China’s top regulator calls for a approach of online ad content

SHANGHAI (Reuters) – China’s top regulator on Friday demanded online platforms to police ads more, marking another attempt by the government to clean up “illegal” web content.

China’s national Administration for the Regulation of the Market (SAMR), a body under the Council of State, issued a public notice calling on local authorities to “seriously study” ads, in which the political sensitivity and vulgar content.

In particular, the body calls for more research to advertising to make warranties, representations or exaggerations about healthy food and medicines, or the promotion of the “risk-free or guaranteed rate financial investment.”

It also called for an investigation into the ads that are on “the making of the horrible impact on society.”

The regulator cited web portals, search engines, e-commerce sites, and small online media as targets.

Online ads are a sore subject for a number of China’s internet companies.

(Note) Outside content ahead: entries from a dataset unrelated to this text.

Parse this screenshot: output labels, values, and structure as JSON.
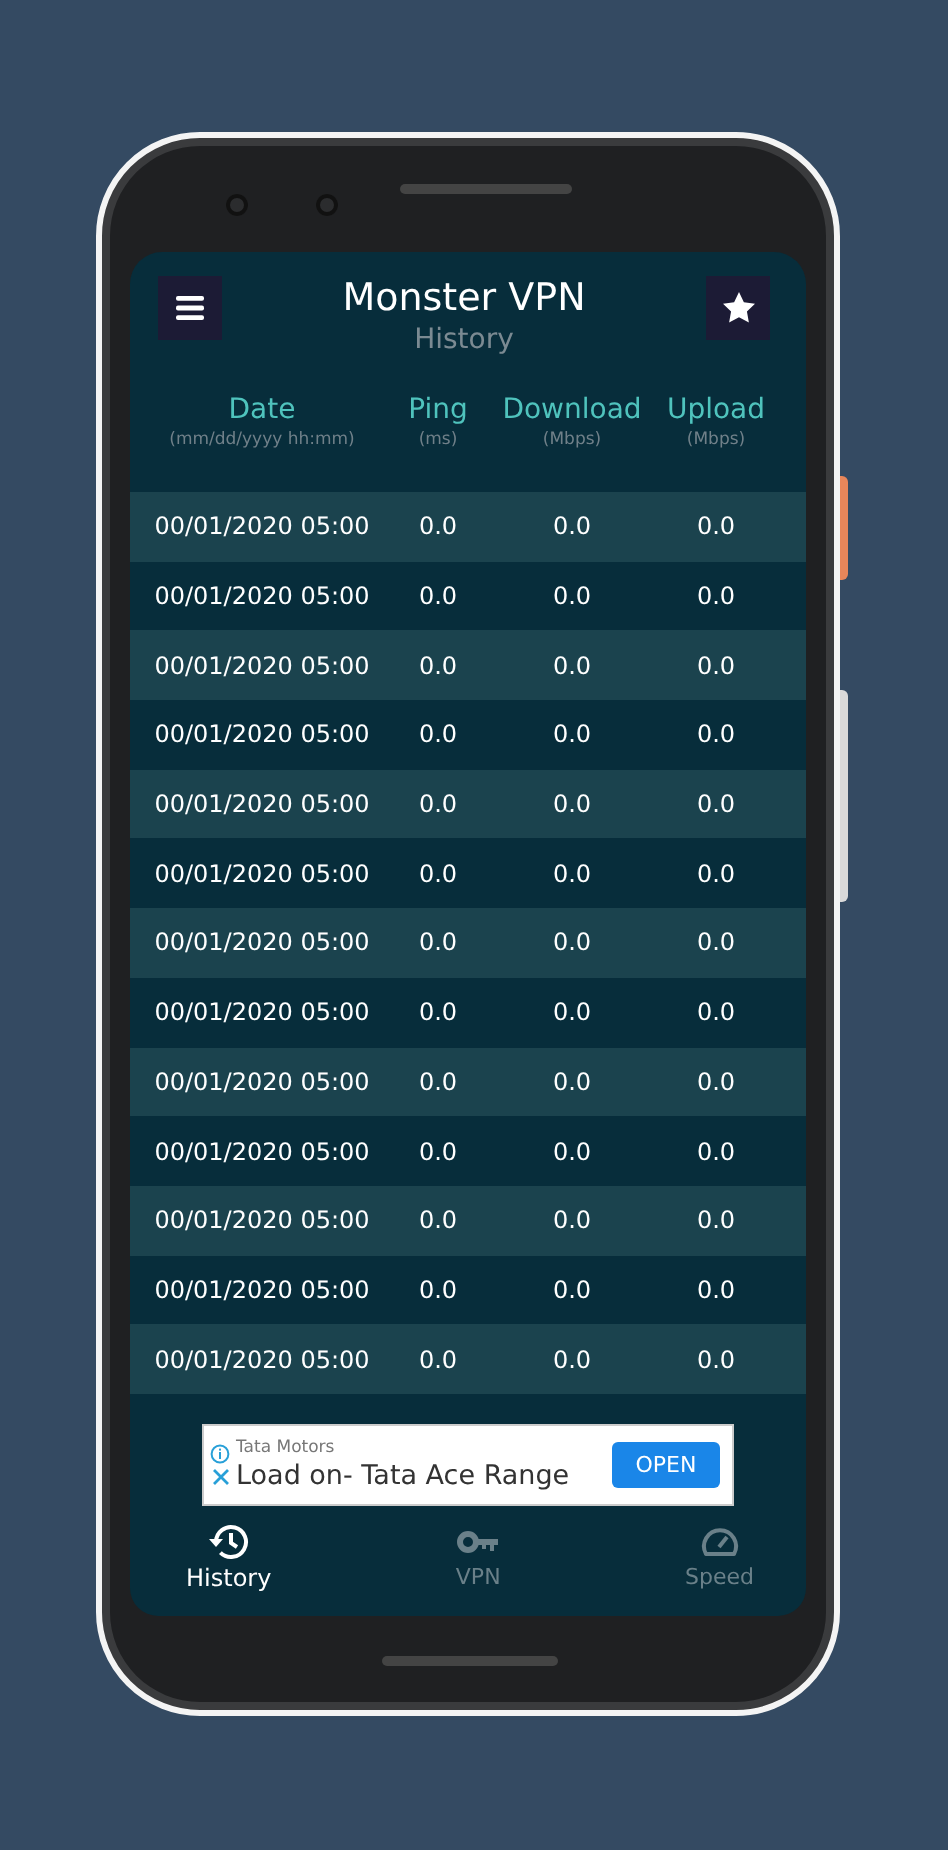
{
  "header": {
    "title": "Monster VPN",
    "subtitle": "History"
  },
  "columns": [
    {
      "label": "Date",
      "unit": "(mm/dd/yyyy hh:mm)"
    },
    {
      "label": "Ping",
      "unit": "(ms)"
    },
    {
      "label": "Download",
      "unit": "(Mbps)"
    },
    {
      "label": "Upload",
      "unit": "(Mbps)"
    }
  ],
  "rows": [
    {
      "date": "00/01/2020 05:00",
      "ping": "0.0",
      "download": "0.0",
      "upload": "0.0"
    },
    {
      "date": "00/01/2020 05:00",
      "ping": "0.0",
      "download": "0.0",
      "upload": "0.0"
    },
    {
      "date": "00/01/2020 05:00",
      "ping": "0.0",
      "download": "0.0",
      "upload": "0.0"
    },
    {
      "date": "00/01/2020 05:00",
      "ping": "0.0",
      "download": "0.0",
      "upload": "0.0"
    },
    {
      "date": "00/01/2020 05:00",
      "ping": "0.0",
      "download": "0.0",
      "upload": "0.0"
    },
    {
      "date": "00/01/2020 05:00",
      "ping": "0.0",
      "download": "0.0",
      "upload": "0.0"
    },
    {
      "date": "00/01/2020 05:00",
      "ping": "0.0",
      "download": "0.0",
      "upload": "0.0"
    },
    {
      "date": "00/01/2020 05:00",
      "ping": "0.0",
      "download": "0.0",
      "upload": "0.0"
    },
    {
      "date": "00/01/2020 05:00",
      "ping": "0.0",
      "download": "0.0",
      "upload": "0.0"
    },
    {
      "date": "00/01/2020 05:00",
      "ping": "0.0",
      "download": "0.0",
      "upload": "0.0"
    },
    {
      "date": "00/01/2020 05:00",
      "ping": "0.0",
      "download": "0.0",
      "upload": "0.0"
    },
    {
      "date": "00/01/2020 05:00",
      "ping": "0.0",
      "download": "0.0",
      "upload": "0.0"
    },
    {
      "date": "00/01/2020 05:00",
      "ping": "0.0",
      "download": "0.0",
      "upload": "0.0"
    }
  ],
  "ad": {
    "advertiser": "Tata Motors",
    "headline": "Load on- Tata Ace Range",
    "button": "OPEN"
  },
  "nav": [
    {
      "kind": "history",
      "label": "History",
      "selected": true
    },
    {
      "kind": "vpn",
      "label": "VPN",
      "selected": false
    },
    {
      "kind": "speed",
      "label": "Speed",
      "selected": false
    }
  ]
}
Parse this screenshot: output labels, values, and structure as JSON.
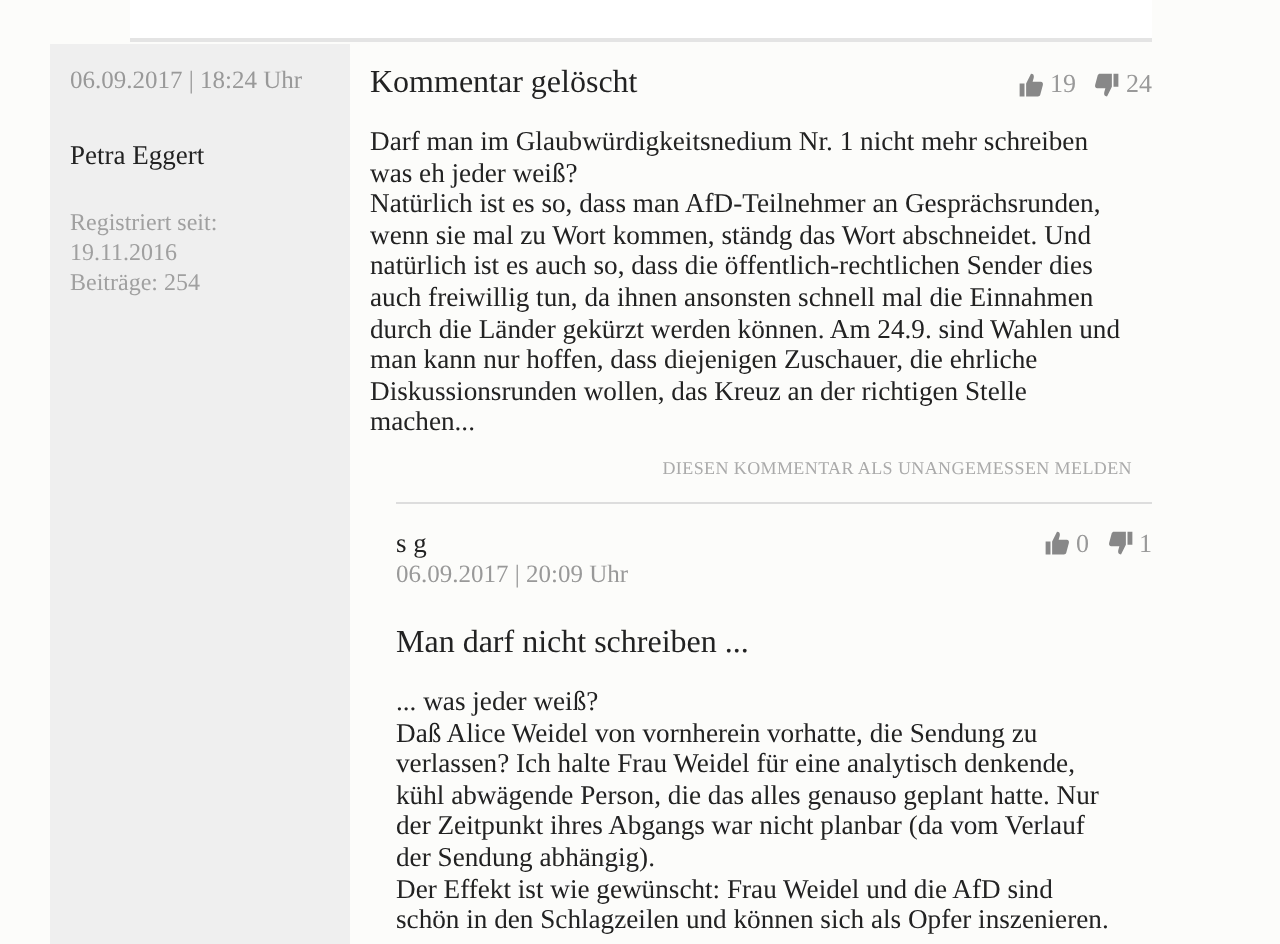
{
  "comment": {
    "date": "06.09.2017 | 18:24 Uhr",
    "author": "Petra Eggert",
    "registered": "Registriert seit: 19.11.2016",
    "posts": "Beiträge: 254",
    "title": "Kommentar gelöscht",
    "likes": "19",
    "dislikes": "24",
    "paragraphs": [
      "Darf man im Glaubwürdigkeitsnedium Nr. 1 nicht mehr schreiben was eh jeder weiß?",
      "Natürlich ist es so, dass man AfD-Teilnehmer an Gesprächsrunden, wenn sie mal zu Wort kommen, ständg das Wort abschneidet. Und natürlich ist es auch so, dass die öffentlich-rechtlichen Sender dies auch freiwillig tun, da ihnen ansonsten schnell mal die Einnahmen durch die Länder gekürzt werden können. Am 24.9. sind Wahlen und man kann nur hoffen, dass diejenigen Zuschauer, die ehrliche Diskussionsrunden wollen, das Kreuz an der richtigen Stelle machen..."
    ],
    "report": "DIESEN KOMMENTAR ALS UNANGEMESSEN MELDEN"
  },
  "reply": {
    "author": "s g",
    "likes": "0",
    "dislikes": "1",
    "date": "06.09.2017 | 20:09 Uhr",
    "title": "Man darf nicht schreiben ...",
    "paragraphs": [
      "... was jeder weiß?",
      "Daß Alice Weidel von vornherein vorhatte, die Sendung zu verlassen? Ich halte Frau Weidel für eine analytisch denkende, kühl abwägende Person, die das alles genauso geplant hatte. Nur der Zeitpunkt ihres Abgangs war nicht planbar (da vom Verlauf der Sendung abhängig).",
      "Der Effekt ist wie gewünscht: Frau Weidel und die AfD sind schön in den Schlagzeilen und können sich als Opfer inszenieren."
    ]
  }
}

In 2016, search giant Baidu Inc. faced with a huge scandal when a student with cancer, died after treatment from a hospital offering a false remedy advertised on the site.

China’s top internet regulator went on to claim the company in the search results, “had an impact on the student, the death and demanded the reduction of the numbers of paid promotions on search results.

Since then, false advertising is still a hard topic for China, and supervisors. In 2017, an editorial in China’s People’s Daily, a state-backed newspaper, the so-called false advertising a “malignant tumor.”